One aspect of this I’d especially like to point to is—anti-intellectualism. American society is saturated with antipathy toward the life of the mind. We love “experts” but disdain “scholars.” How often is someone identified on a television news or talk program as a “scholar?” Almost never. I recognize some as scholars but see that they are routinely introduced as “experts.” What’s the difference? A scholar is a researcher who knows all knowledge is ambiguous and continually growing. A scholar is someone who only reluctantly, if ever, will offer a media talking head’s required “sound byte.” An “expert,” on the other hand, is someone who is knowledgeable about a particular subject, usually a skill, has statistics at her fingertips, and is willing to package information without ambiguity or complication. One person can be both, of course. Americans despise scholars but love experts.

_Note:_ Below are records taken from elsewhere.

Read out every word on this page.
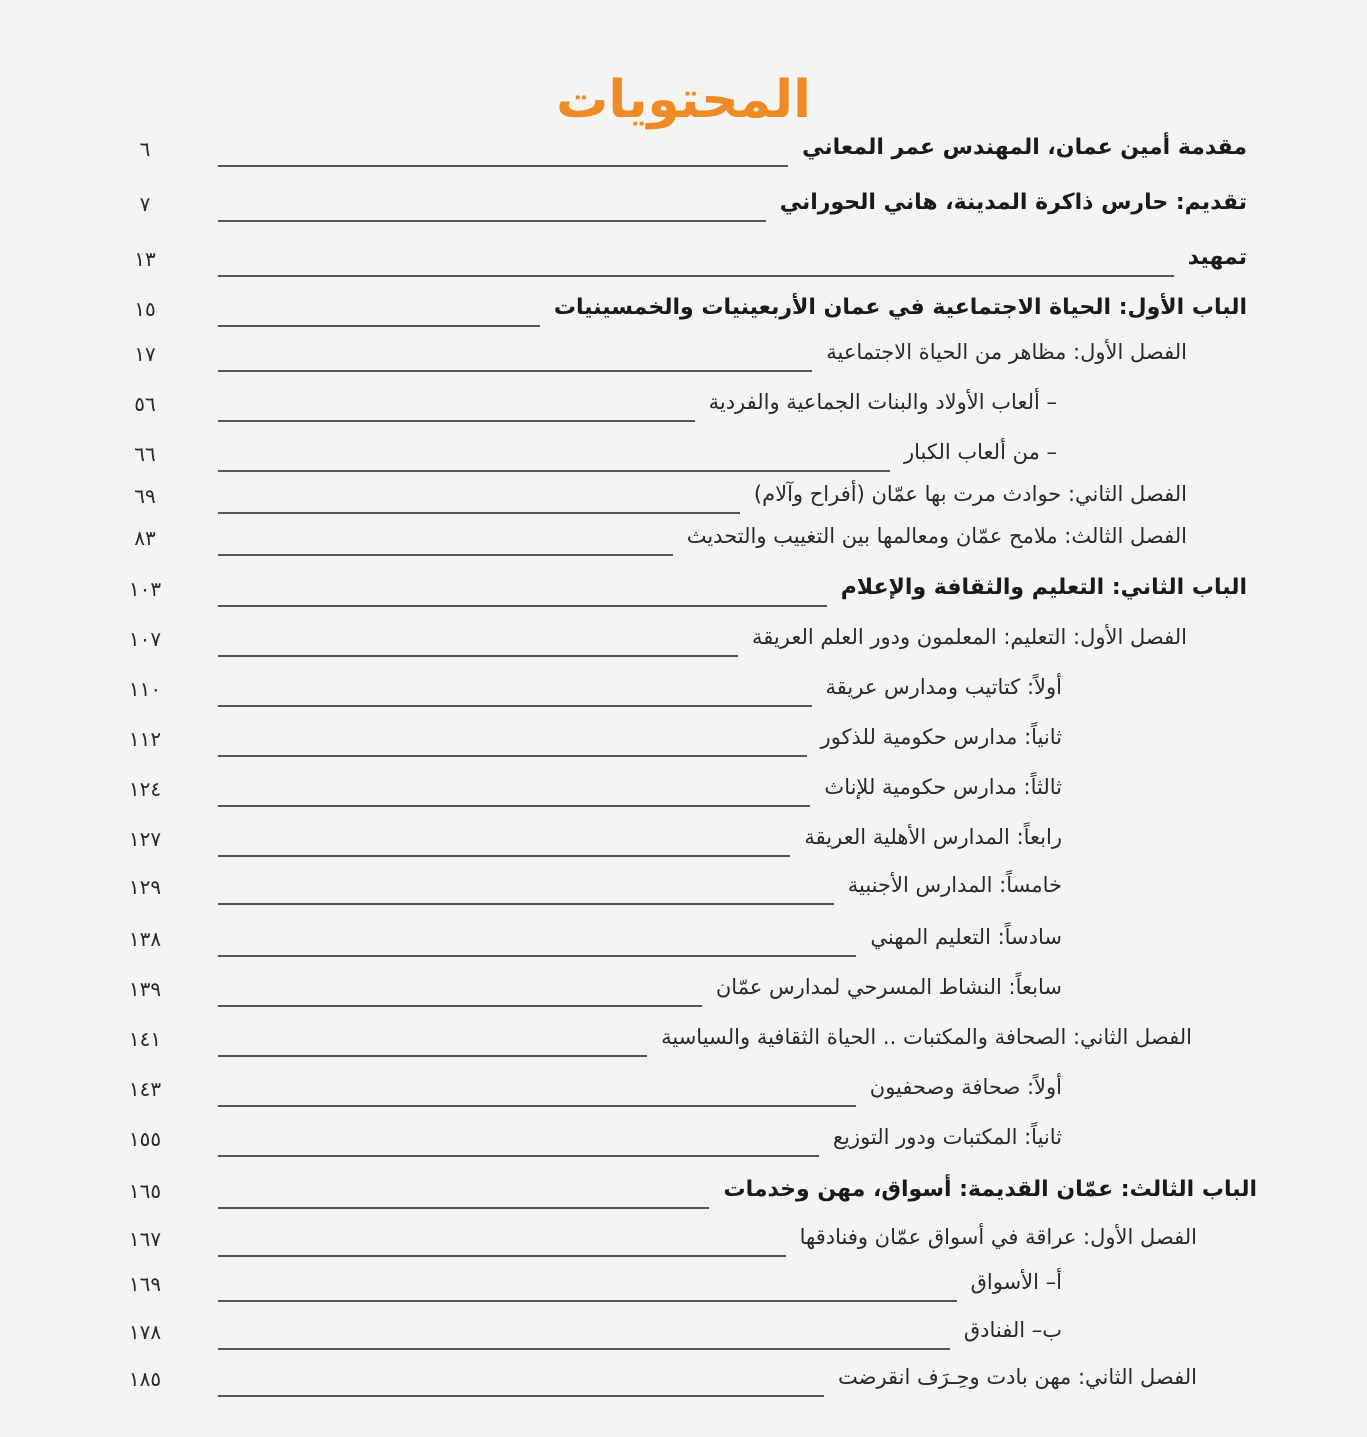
المحتويات
مقدمة أمين عمان، المهندس عمر المعاني
٦
تقديم: حارس ذاكرة المدينة، هاني الحوراني
٧
تمهيد
١٣
الباب الأول: الحياة الاجتماعية في عمان الأربعينيات والخمسينيات
١٥
الفصل الأول: مظاهر من الحياة الاجتماعية
١٧
– ألعاب الأولاد والبنات الجماعية والفردية
٥٦
– من ألعاب الكبار
٦٦
الفصل الثاني: حوادث مرت بها عمّان (أفراح وآلام)
٦٩
الفصل الثالث: ملامح عمّان ومعالمها بين التغييب والتحديث
٨٣
الباب الثاني: التعليم والثقافة والإعلام
١٠٣
الفصل الأول: التعليم: المعلمون ودور العلم العريقة
١٠٧
أولاً: كتاتيب ومدارس عريقة
١١٠
ثانياً: مدارس حكومية للذكور
١١٢
ثالثاً: مدارس حكومية للإناث
١٢٤
رابعاً: المدارس الأهلية العريقة
١٢٧
خامساً: المدارس الأجنبية
١٢٩
سادساً: التعليم المهني
١٣٨
سابعاً: النشاط المسرحي لمدارس عمّان
١٣٩
الفصل الثاني: الصحافة والمكتبات .. الحياة الثقافية والسياسية
١٤١
أولاً: صحافة وصحفيون
١٤٣
ثانياً: المكتبات ودور التوزيع
١٥٥
الباب الثالث: عمّان القديمة: أسواق، مهن وخدمات
١٦٥
الفصل الأول: عراقة في أسواق عمّان وفنادقها
١٦٧
أ– الأسواق
١٦٩
ب– الفنادق
١٧٨
الفصل الثاني: مهن بادت وحِـرَف انقرضت
١٨٥
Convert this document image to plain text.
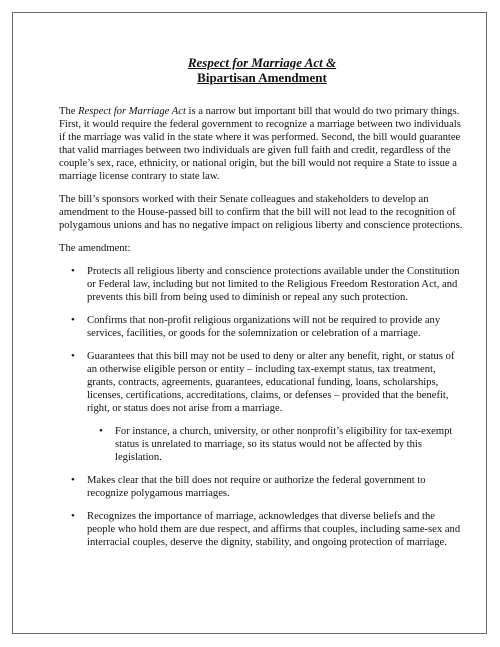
Respect for Marriage Act &
Bipartisan Amendment

The Respect for Marriage Act is a narrow but important bill that would do two primary things. First, it would require the federal government to recognize a marriage between two individuals if the marriage was valid in the state where it was performed. Second, the bill would guarantee that valid marriages between two individuals are given full faith and credit, regardless of the couple’s sex, race, ethnicity, or national origin, but the bill would not require a State to issue a marriage license contrary to state law.

The bill’s sponsors worked with their Senate colleagues and stakeholders to develop an amendment to the House-passed bill to confirm that the bill will not lead to the recognition of polygamous unions and has no negative impact on religious liberty and conscience protections.

The amendment:

• Protects all religious liberty and conscience protections available under the Constitution or Federal law, including but not limited to the Religious Freedom Restoration Act, and prevents this bill from being used to diminish or repeal any such protection.
• Confirms that non-profit religious organizations will not be required to provide any services, facilities, or goods for the solemnization or celebration of a marriage.
• Guarantees that this bill may not be used to deny or alter any benefit, right, or status of an otherwise eligible person or entity – including tax-exempt status, tax treatment, grants, contracts, agreements, guarantees, educational funding, loans, scholarships, licenses, certifications, accreditations, claims, or defenses – provided that the benefit, right, or status does not arise from a marriage.
• For instance, a church, university, or other nonprofit’s eligibility for tax-exempt status is unrelated to marriage, so its status would not be affected by this legislation.
• Makes clear that the bill does not require or authorize the federal government to recognize polygamous marriages.
• Recognizes the importance of marriage, acknowledges that diverse beliefs and the people who hold them are due respect, and affirms that couples, including same-sex and interracial couples, deserve the dignity, stability, and ongoing protection of marriage.
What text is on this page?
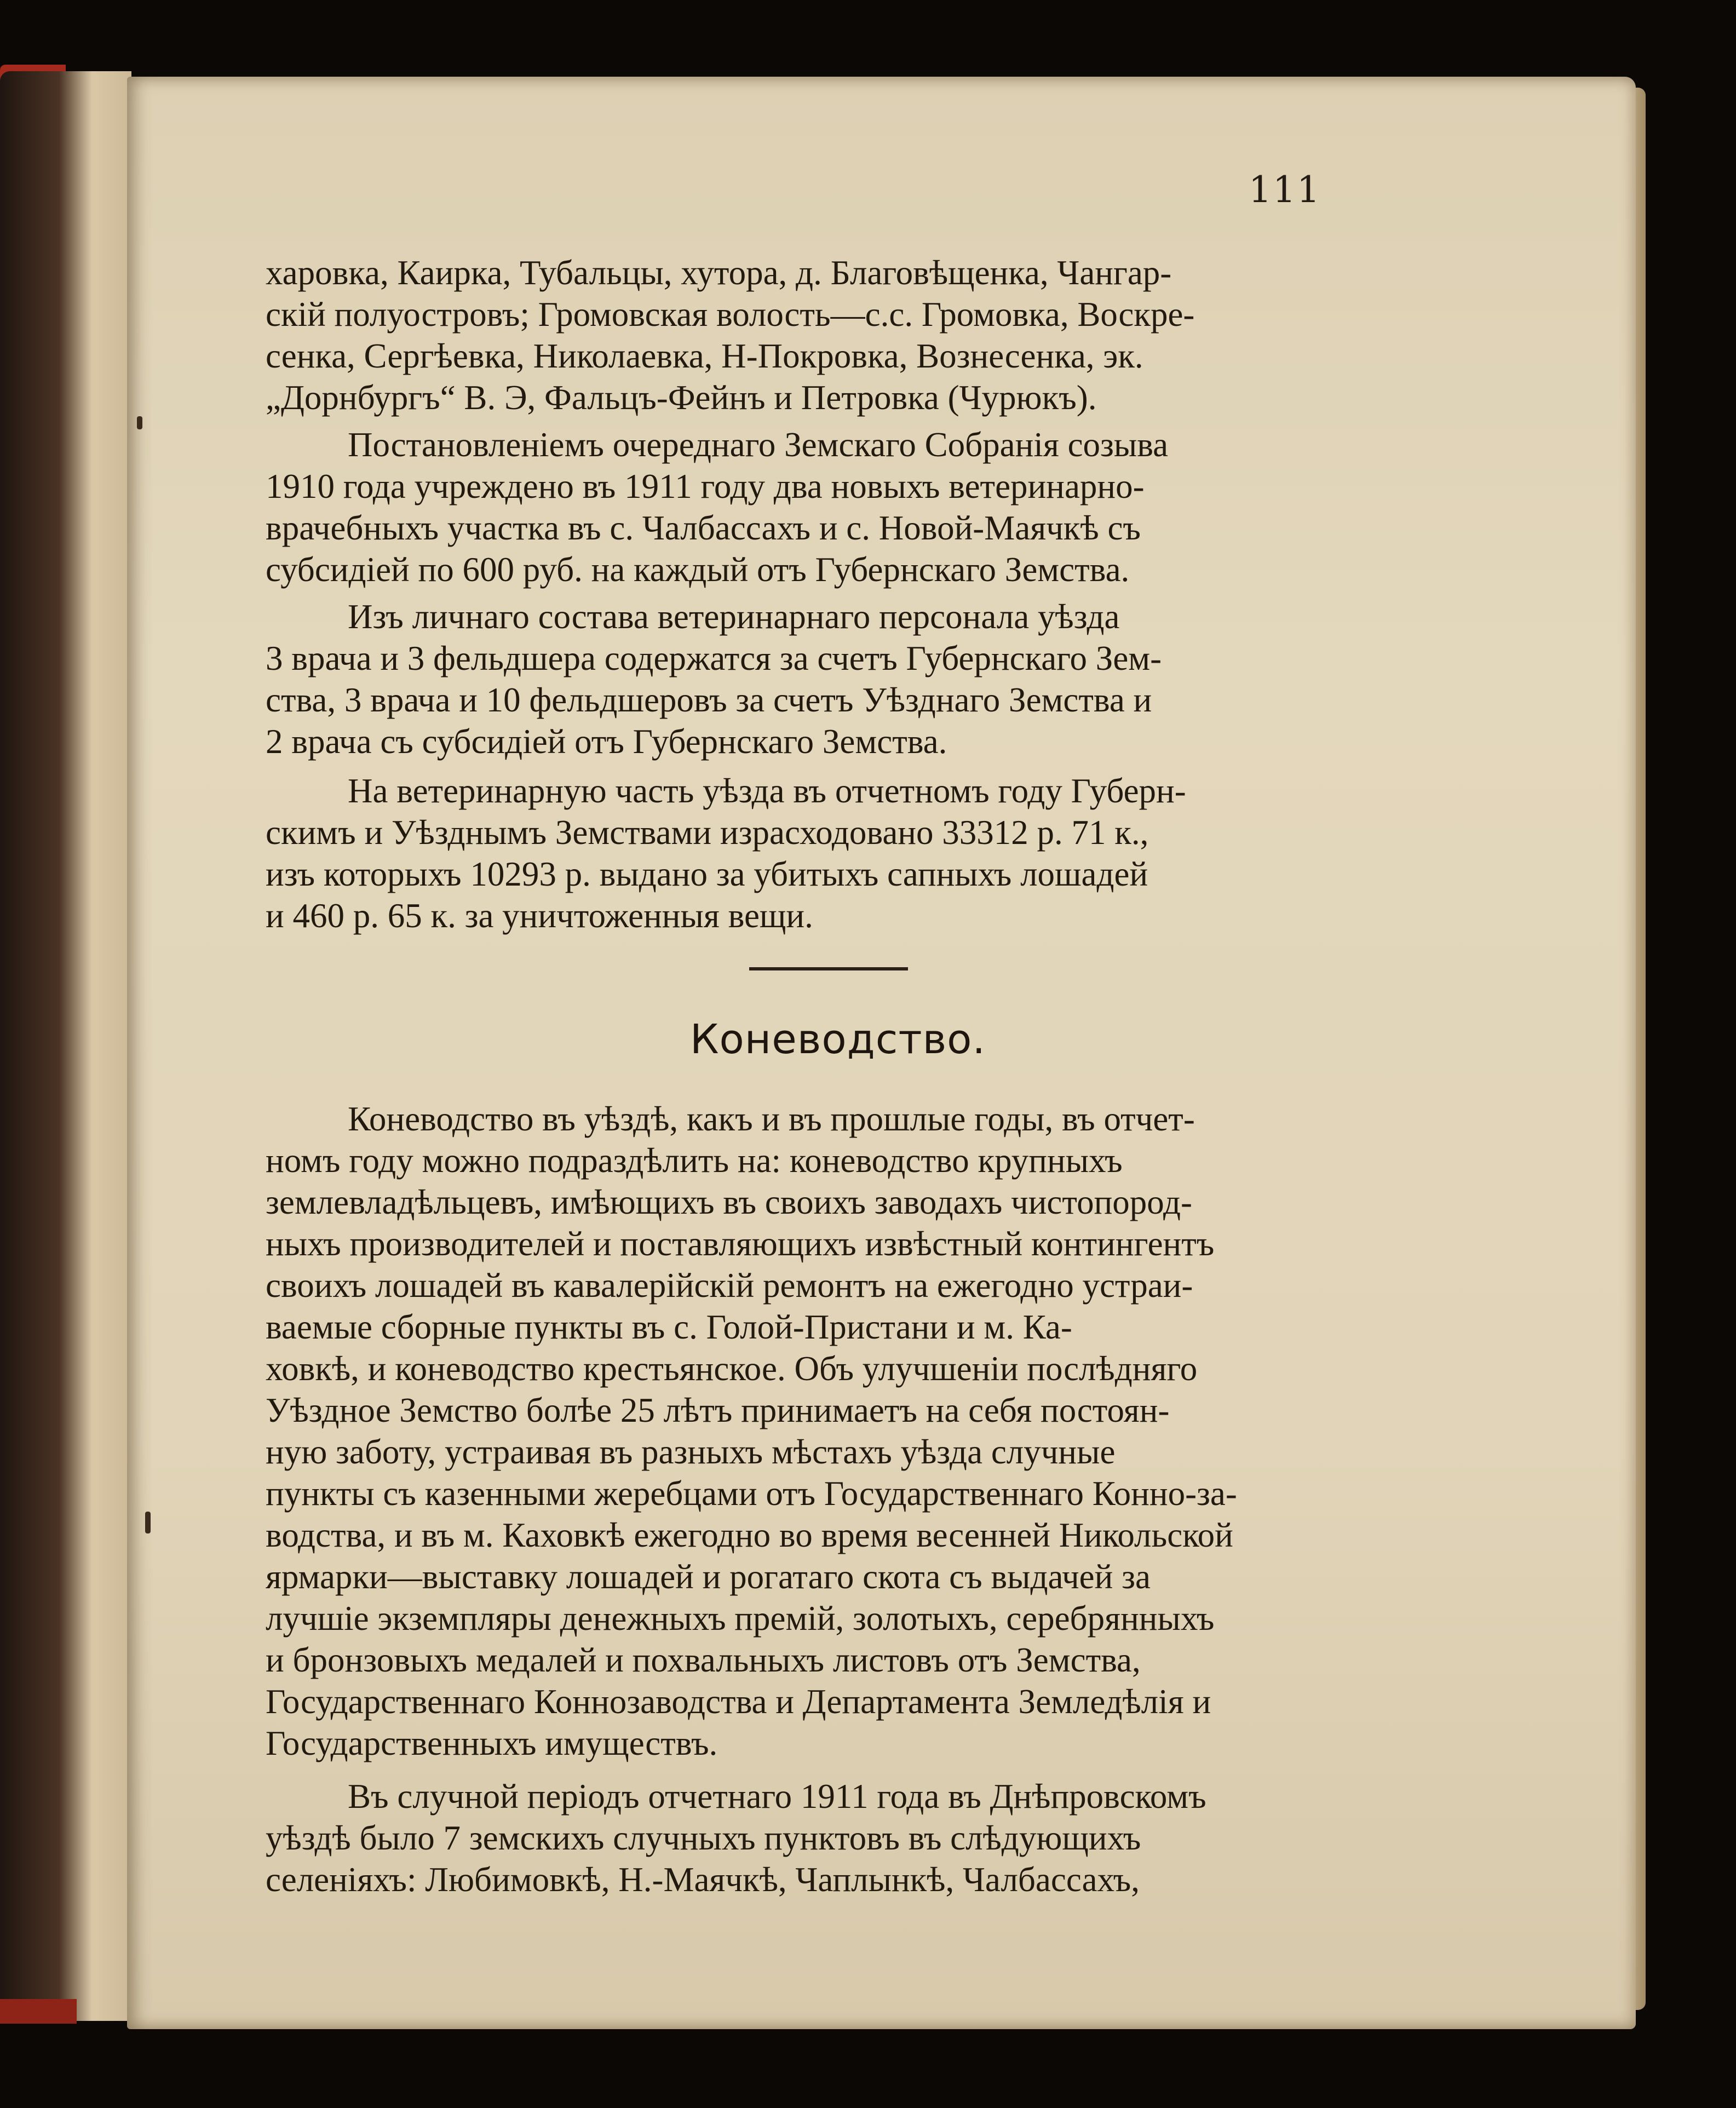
111
харовка, Каирка, Тубальцы, хутора, д. Благовѣщенка, Чангар-
скій полуостровъ; Громовская волость—с.с. Громовка, Воскре-
сенка, Сергѣевка, Николаевка, Н-Покровка, Вознесенка, эк.
„Дорнбургъ“ В. Э, Фальцъ-Фейнъ и Петровка (Чурюкъ).
Постановленіемъ очереднаго Земскаго Собранія созыва
1910 года учреждено въ 1911 году два новыхъ ветеринарно-
врачебныхъ участка въ с. Чалбассахъ и с. Новой-Маячкѣ съ
субсидіей по 600 руб. на каждый отъ Губернскаго Земства.
Изъ личнаго состава ветеринарнаго персонала уѣзда
3 врача и 3 фельдшера содержатся за счетъ Губернскаго Зем-
ства, 3 врача и 10 фельдшеровъ за счетъ Уѣзднаго Земства и
2 врача съ субсидіей отъ Губернскаго Земства.
На ветеринарную часть уѣзда въ отчетномъ году Губерн-
скимъ и Уѣзднымъ Земствами израсходовано 33312 р. 71 к.,
изъ которыхъ 10293 р. выдано за убитыхъ сапныхъ лошадей
и 460 р. 65 к. за уничтоженныя вещи.
Коневодство.
Коневодство въ уѣздѣ, какъ и въ прошлые годы, въ отчет-
номъ году можно подраздѣлить на: коневодство крупныхъ
землевладѣльцевъ, имѣющихъ въ своихъ заводахъ чистопород-
ныхъ производителей и поставляющихъ извѣстный контингентъ
своихъ лошадей въ кавалерійскій ремонтъ на ежегодно устраи-
ваемые сборные пункты въ с. Голой-Пристани и м. Ка-
ховкѣ, и коневодство крестьянское. Объ улучшеніи послѣдняго
Уѣздное Земство болѣе 25 лѣтъ принимаетъ на себя постоян-
ную заботу, устраивая въ разныхъ мѣстахъ уѣзда случные
пункты съ казенными жеребцами отъ Государственнаго Конно-за-
водства, и въ м. Каховкѣ ежегодно во время весенней Никольской
ярмарки—выставку лошадей и рогатаго скота съ выдачей за
лучшіе экземпляры денежныхъ премій, золотыхъ, серебрянныхъ
и бронзовыхъ медалей и похвальныхъ листовъ отъ Земства,
Государственнаго Коннозаводства и Департамента Земледѣлія и
Государственныхъ имуществъ.
Въ случной періодъ отчетнаго 1911 года въ Днѣпровскомъ
уѣздѣ было 7 земскихъ случныхъ пунктовъ въ слѣдующихъ
селеніяхъ: Любимовкѣ, Н.-Маячкѣ, Чаплынкѣ, Чалбассахъ,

A little further on he laments:
Some years ago there was a television commercial for black colleges with the motto “A Mind Is A Terrible Thing to Waste.” If we were honest about it, the motto of many American Christians would be “A Mind Is A Terrible Thing To Use”—especially in relation to faith.His parting shot is so true it hurts:
Many contemporary American churches do not even care whether their pastoral staff members have any formal education. The big question is whether they are talented, attractive, charismatic, articulate and personable. The result is the pastor I heard preach at a mega-church a few months ago. His “sermon” was nonsense—literally. It made no sense. He claimed the Bible says things it absolutely does not say. But he was handsome, youthful, animated, well-dressed, wore the right glasses, passionate and engaging. And funny. If he ever went to seminary he has left whatever he learned there behind. He had the approximately one thousand people in that one service eating out of his hand.
A great irony is that supposedly “conservative” churches are often the most eager to imitate secular/pagan culture in terms of style and substance—even as they point accusing fingers at “liberal churches” for accommodating to modern or postmodern thought forms.